EIB approves €17.4bn financing package including €800m for Cernavodă and Ukraine border upgrades

Key highlights
  • EIB Group approved €17.4 billion in new financing for energy, competitiveness and strategic partnerships.
  • €3.7 billion committed to projects reducing fossil‑fuel dependence and accelerating electrification, including grids and renewables.
  • €800 million EIB loan for refurbishment and life extension of Cernavodă Unit 1, which supplies about 20% of Romania’s electricity.
  • EIB doubled a pan‑European securitisation programme to €6 billion and the EIF approved related securitisation and guarantee transactions.

Overview

The EIB Group approved €17.4 billion in new financing targeted at strengthening Europe’s energy autonomy, competitiveness and strategic partnerships with Ukraine and partner countries.

Energy investments

The Boards committed €3.7 billion to projects that reduce dependence on fossil fuels and speed electrification, covering nuclear in Romania, new electricity networks in Belgium and Spain, wind farms in Germany and solar generation in France. A highlighted operation is an €800 million loan for the refurbishment and life extension of Cernavodă Unit 1, financing key component replacements and system upgrades to enable a new cycle of reliable and safe operation; the plant produces around 20% of Romania’s electricity.

Finance capacity and SMEs

To unlock additional lending capacity, the EIB Board doubled a pan‑European securitisation programme to €6 billion. The EIF approved a set of securitisation and guarantee transactions designed to expand banks’ capacity to finance new investments and support green and innovation projects under the EU savings and investments union.
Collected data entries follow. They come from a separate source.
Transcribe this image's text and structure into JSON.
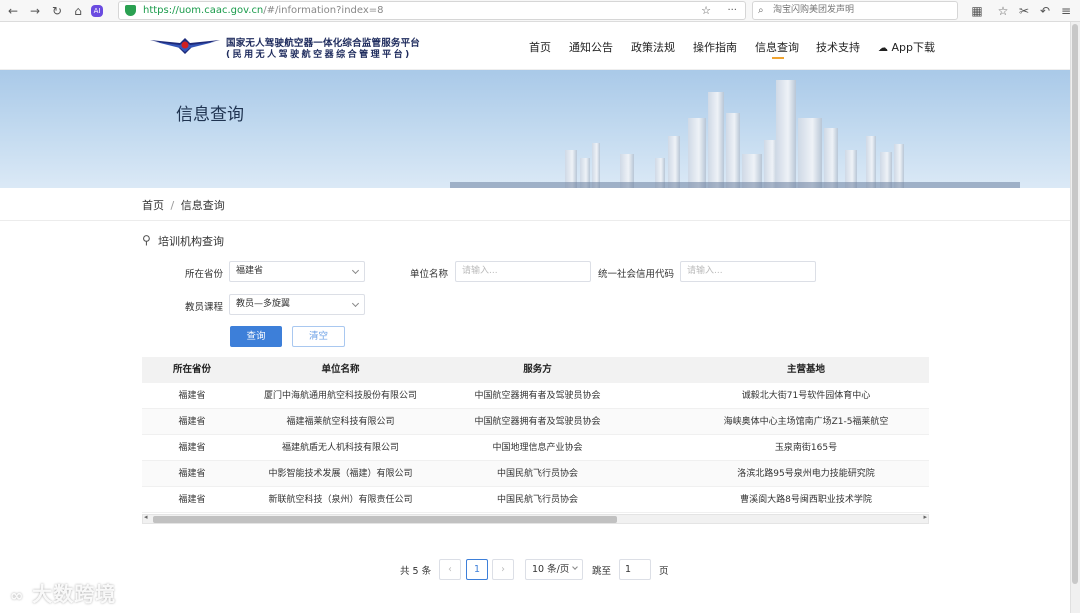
{
  "browser": {
    "url_host": "https://uom.caac.gov.cn",
    "url_path": "/#/information?index=8",
    "search_text": "淘宝闪购美团发声明",
    "menu_dots": "···"
  },
  "header": {
    "logo_line1": "国家无人驾驶航空器一体化综合监管服务平台",
    "logo_line2": "(民用无人驾驶航空器综合管理平台)",
    "nav": [
      "首页",
      "通知公告",
      "政策法规",
      "操作指南",
      "信息查询",
      "技术支持",
      "App下载"
    ],
    "active_nav": "信息查询"
  },
  "banner": {
    "title": "信息查询"
  },
  "breadcrumb": {
    "home": "首页",
    "sep": "/",
    "current": "信息查询"
  },
  "section": {
    "title": "培训机构查询"
  },
  "form": {
    "province_label": "所在省份",
    "province_value": "福建省",
    "unit_label": "单位名称",
    "unit_placeholder": "请输入...",
    "credit_label": "统一社会信用代码",
    "credit_placeholder": "请输入...",
    "course_label": "教员课程",
    "course_value": "教员—多旋翼",
    "query_button": "查询",
    "clear_button": "清空"
  },
  "table": {
    "headers": [
      "所在省份",
      "单位名称",
      "服务方",
      "主营基地"
    ],
    "rows": [
      [
        "福建省",
        "厦门中海航通用航空科技股份有限公司",
        "中国航空器拥有者及驾驶员协会",
        "诚毅北大街71号软件园体育中心"
      ],
      [
        "福建省",
        "福建福莱航空科技有限公司",
        "中国航空器拥有者及驾驶员协会",
        "海峡奥体中心主场馆南广场Z1-5福莱航空"
      ],
      [
        "福建省",
        "福建航盾无人机科技有限公司",
        "中国地理信息产业协会",
        "玉泉南街165号"
      ],
      [
        "福建省",
        "中影智能技术发展（福建）有限公司",
        "中国民航飞行员协会",
        "洛滨北路95号泉州电力技能研究院"
      ],
      [
        "福建省",
        "新联航空科技（泉州）有限责任公司",
        "中国民航飞行员协会",
        "曹溪阆大路8号闽西职业技术学院"
      ]
    ]
  },
  "pagination": {
    "total": "共 5 条",
    "current_page": "1",
    "page_size": "10 条/页",
    "jump_label": "跳至",
    "jump_value": "1",
    "page_suffix": "页",
    "prev": "‹",
    "next": "›"
  },
  "watermark": "大数跨境",
  "colors": {
    "primary": "#3d7fd9",
    "nav_underline": "#f0a431",
    "url_green": "#1a9b4b"
  }
}
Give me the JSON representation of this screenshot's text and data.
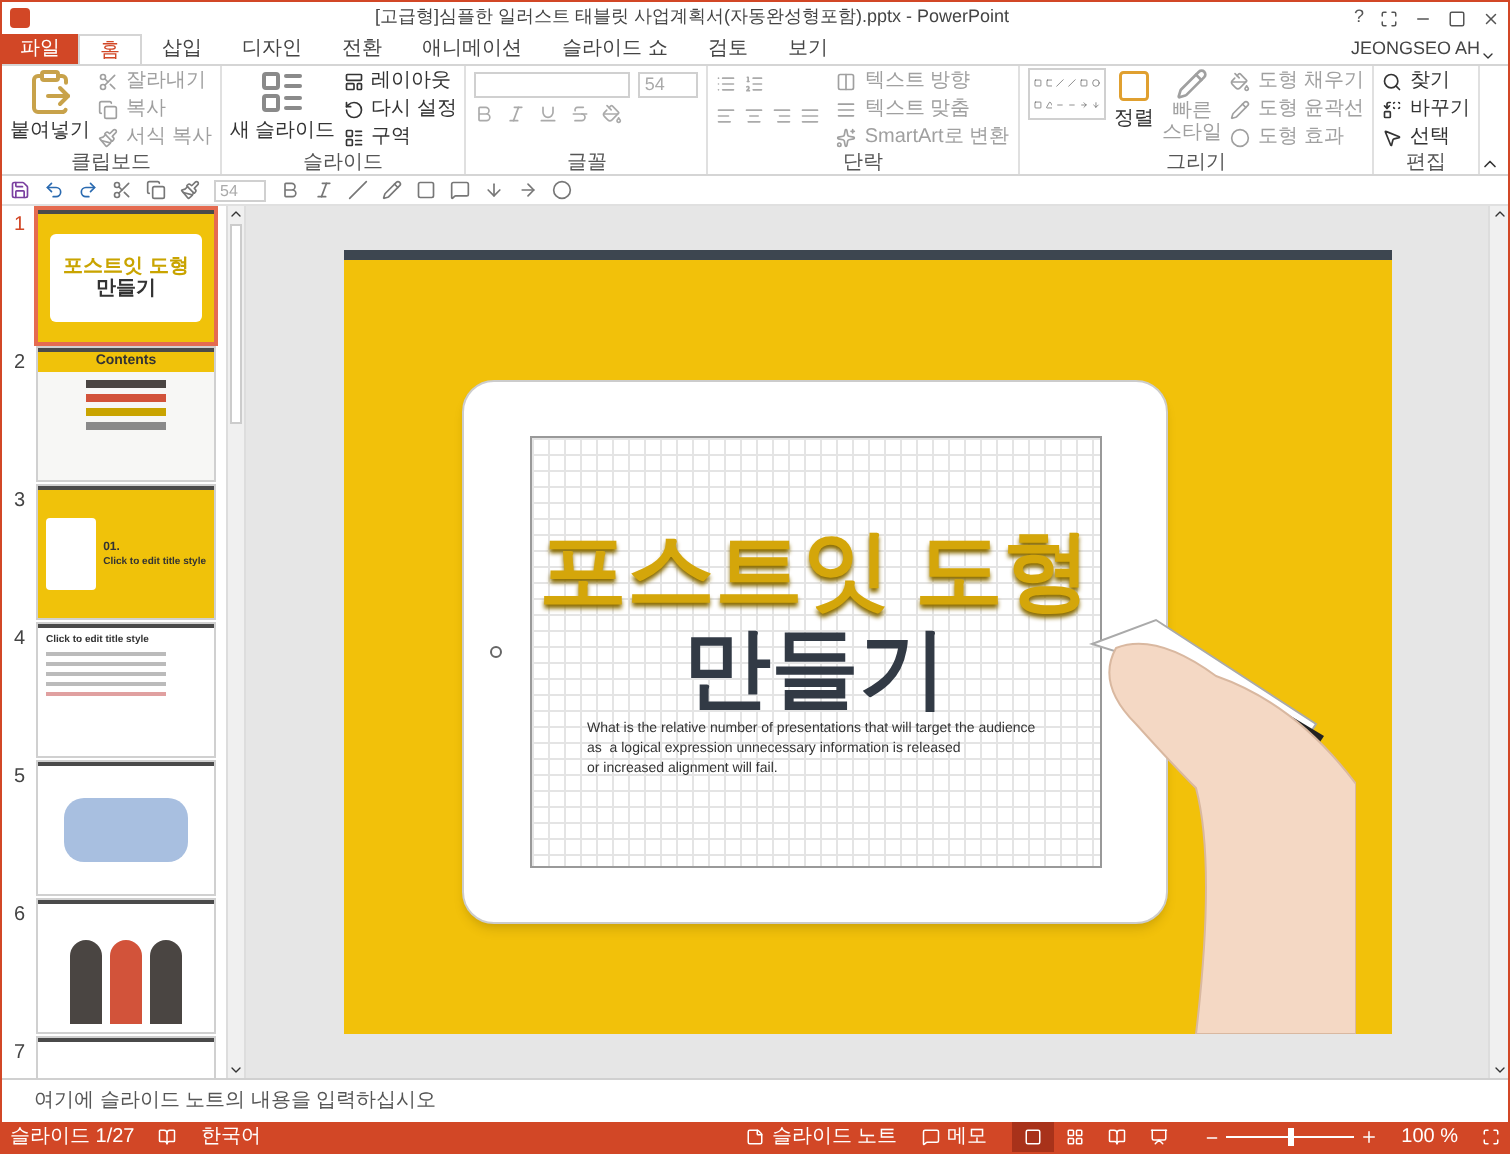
{
  "window": {
    "title": "[고급형]심플한 일러스트 태블릿 사업계획서(자동완성형포함).pptx - PowerPoint",
    "help": "?",
    "user": "JEONGSEO AH"
  },
  "tabs": [
    {
      "label": "파일",
      "kind": "file",
      "selected": false
    },
    {
      "label": "홈",
      "kind": "tab",
      "selected": true
    },
    {
      "label": "삽입",
      "kind": "tab",
      "selected": false
    },
    {
      "label": "디자인",
      "kind": "tab",
      "selected": false
    },
    {
      "label": "전환",
      "kind": "tab",
      "selected": false
    },
    {
      "label": "애니메이션",
      "kind": "tab",
      "selected": false
    },
    {
      "label": "슬라이드 쇼",
      "kind": "tab",
      "selected": false
    },
    {
      "label": "검토",
      "kind": "tab",
      "selected": false
    },
    {
      "label": "보기",
      "kind": "tab",
      "selected": false
    }
  ],
  "ribbon": [
    {
      "kind": "clipboard",
      "label": "클립보드",
      "large": "붙여넣기",
      "items": [
        {
          "label": "잘라내기",
          "disabled": true
        },
        {
          "label": "복사",
          "disabled": true
        },
        {
          "label": "서식 복사",
          "disabled": true
        }
      ]
    },
    {
      "kind": "slides",
      "label": "슬라이드",
      "large": "새 슬라이드",
      "items": [
        {
          "label": "레이아웃",
          "disabled": false
        },
        {
          "label": "다시 설정",
          "disabled": false
        },
        {
          "label": "구역",
          "disabled": false
        }
      ]
    },
    {
      "kind": "font",
      "label": "글꼴",
      "font_size": "54"
    },
    {
      "kind": "paragraph",
      "label": "단락",
      "items": [
        {
          "label": "텍스트 방향",
          "disabled": true
        },
        {
          "label": "텍스트 맞춤",
          "disabled": true
        },
        {
          "label": "SmartArt로 변환",
          "disabled": true
        }
      ]
    },
    {
      "kind": "drawing",
      "label": "그리기",
      "large": "정렬",
      "large2": "빠른",
      "large2b": "스타일",
      "items": [
        {
          "label": "도형 채우기",
          "disabled": true
        },
        {
          "label": "도형 윤곽선",
          "disabled": true
        },
        {
          "label": "도형 효과",
          "disabled": true
        }
      ]
    },
    {
      "kind": "editing",
      "label": "편집",
      "items": [
        {
          "label": "찾기",
          "disabled": false
        },
        {
          "label": "바꾸기",
          "disabled": false
        },
        {
          "label": "선택",
          "disabled": false
        }
      ]
    }
  ],
  "quick_access": {
    "font_size": "54"
  },
  "thumbnails": [
    {
      "number": "1",
      "kind": "cover",
      "selected": true,
      "title": "포스트잇 도형",
      "subtitle": "만들기"
    },
    {
      "number": "2",
      "kind": "contents",
      "selected": false,
      "title": "Contents"
    },
    {
      "number": "3",
      "kind": "section",
      "selected": false,
      "title": "01.",
      "subtitle": "Click to edit title style"
    },
    {
      "number": "4",
      "kind": "text",
      "selected": false,
      "title": "Click to edit title style"
    },
    {
      "number": "5",
      "kind": "map",
      "selected": false
    },
    {
      "number": "6",
      "kind": "history",
      "selected": false
    },
    {
      "number": "7",
      "kind": "partial",
      "selected": false
    }
  ],
  "slide": {
    "title_line1": "포스트잇 도형",
    "title_line2": "만들기",
    "body": [
      "What is the relative number of presentations that will target the audience",
      "as  a logical expression unnecessary information is released",
      "or increased alignment will fail."
    ]
  },
  "notes": {
    "placeholder": "여기에 슬라이드 노트의 내용을 입력하십시오"
  },
  "status_bar": {
    "slide_counter": "슬라이드 1/27",
    "language": "한국어",
    "notes_button": "슬라이드 노트",
    "comments_button": "메모",
    "views": [
      {
        "kind": "normal",
        "selected": true
      },
      {
        "kind": "sorter",
        "selected": false
      },
      {
        "kind": "reading",
        "selected": false
      },
      {
        "kind": "show",
        "selected": false
      }
    ],
    "zoom": {
      "level": 0.5,
      "reading": "100 %"
    }
  }
}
Ukraine and global partnerships

The package includes financing for upgraded Ukrainian TEN‑T road border‑crossing points (terminals, customs equipment and digital systems) and support for businesses in Ukraine. It also approves strategic investments in partner countries — wind energy in Egypt, solar and grids in Tunisia and sustainable agriculture in Moldova — alongside various domestic EU projects in transport, health, culture, education and competitiveness.